Kita harus belajar dari ilmu padi. Itu namanya **Rendah Hati**. Dalam agama Islam, rendah hati disebut **Tawaduk**.
- Rendah Hati (Tawaduk) artinya: Tidak merasa diri paling hebat, tidak sombong, dan menghargai orang lain.
- Sombong (Takabur) artinya: Merasa diri paling pintar, paling kaya, atau paling kuat, dan meremehkan orang lain.
Allah SWT sangat mencintai orang yang rendah hati dan membenci orang yang sombong.
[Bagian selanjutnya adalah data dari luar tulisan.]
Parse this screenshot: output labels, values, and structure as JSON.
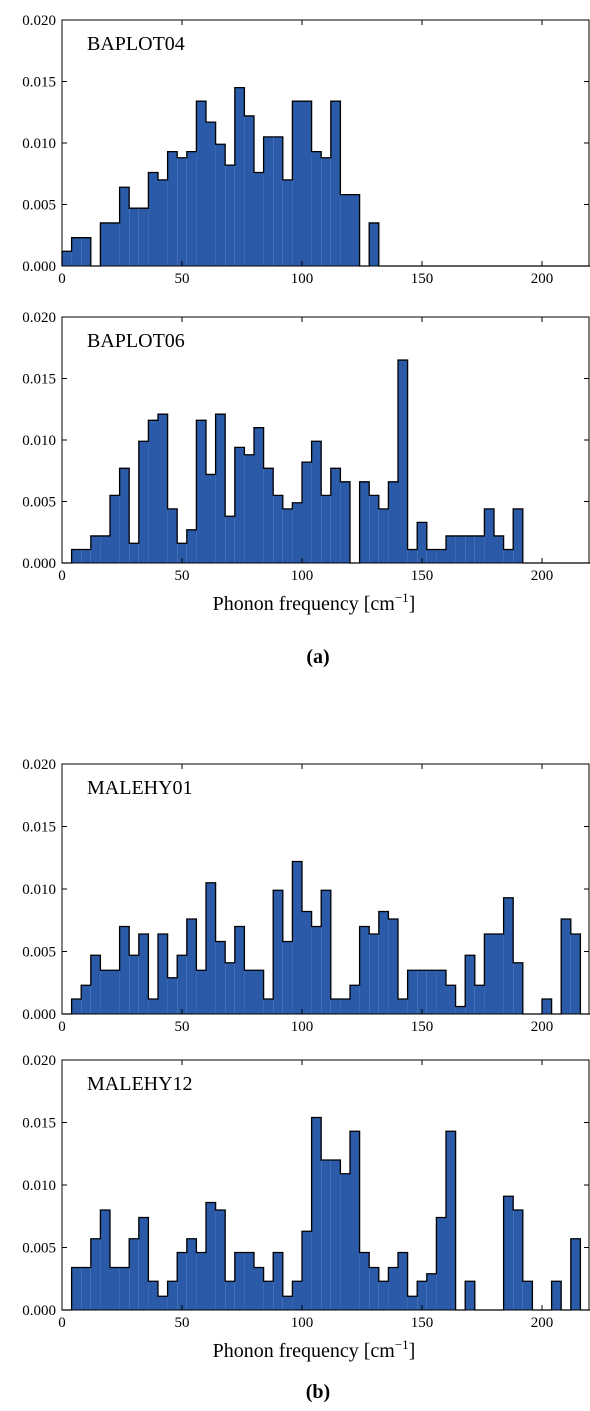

Ingat, Iblis diusir dari surga karena dia sombong (merasa lebih baik dari Nabi Adam).
Nabi Muhammad SAW bersabda:
"Siapa yang rendah hati karena Allah, maka Allah akan mengangkat derajatnya."
B. Mengaplikasikan: Kepada Siapa Kita Rendah Hati?
Sikap rendah hati harus kita tunjukkan setiap hari. Kepada siapa saja?
1. Rendah Hati kepada Allah SWT
Kita sadar bahwa kita ini kecil dan lemah. Semua yang kita punya (kesehatan, kepintaran, harta) adalah **pemberian Allah**. Maka kita tidak boleh sombong di hadapan Allah.
- Caranya: Rajin beribadah (salat), selalu berdoa meminta tolong kepada Allah, dan tidak membanggakan diri sendiri.
2. Rendah Hati kepada Sesama Manusia
Kita harus baik kepada orang tua, guru, dan teman-teman. Kita tidak boleh merasa lebih hebat dari mereka.
- Caranya:
- Menyapa teman dengan senyum.
- Tidak memamerkan mainan baru.
- Mau mendengarkan nasihat orang lain.
- Berbicara dengan sopan dan lembut.
C. Bernalar: Aku Anak yang Tidak Sombong
Bagaimana sikap anak yang rendah hati dalam kehidupan sehari-hari? Mari kita lihat contohnya.
Studi Kasus 1: Juara Kelas
- Situasi: Ahmad mendapat nilai 100 dan menjadi juara 1 di kelas.
Sikap Sombong: Ahmad berkata, "Wah, aku paling pintar! Kalian semua kalah sama aku!"
Sikap Rendah Hati: Ahmad berkata, **"Alhamdulillah, ini berkat pertolongan Allah."** Ahmad juga mau mengajari temannya yang belum paham pelajaran.
Pelajaran: Kepintaran adalah titipan Allah, gunakan untuk membantu teman.
Studi Kasus 2: Punya Mainan Baru
- Situasi: Ayah membelikan sepeda baru yang bagus untuk Siti.
Sikap Sombong: Siti memamerkan sepedanya, "Lihat sepedaku! Bagus kan? Sepedamu jelek."
Sikap Rendah Hati: Siti bersyukur dan mengajak temannya bermain, "Ayo kita main bersama. Kamu boleh coba sepedaku bergantian."
Pelajaran: Harta benda adalah titipan Allah, jangan digunakan untuk mengejek teman.
Studi Kasus 3: Berbuat Salah
- Situasi: Budi tidak sengaja menumpahkan minuman di meja temannya.
Sikap Sombong: "Bukan salahku! Gelasnya yang taruh di pinggir!" (Tidak mau mengaku).
Sikap Rendah Hati: Budi segera berkata, **"Maaf ya, aku tidak sengaja."** Lalu Budi mengambil lap untuk membersihkannya.
Pelajaran: Orang yang rendah hati **berani meminta maaf** dan mengakui kesalahannya.
- Aku akan selalu mengucapkan **Alhamdulillah** jika berhasil, tidak menyombongkan diri.
- Aku akan **menyapa** dan **menghargai** semua teman.
- Aku berani **meminta maaf** jika bersalah.
- Aku sadar semua kehebatan datangnya dari Allah SWT.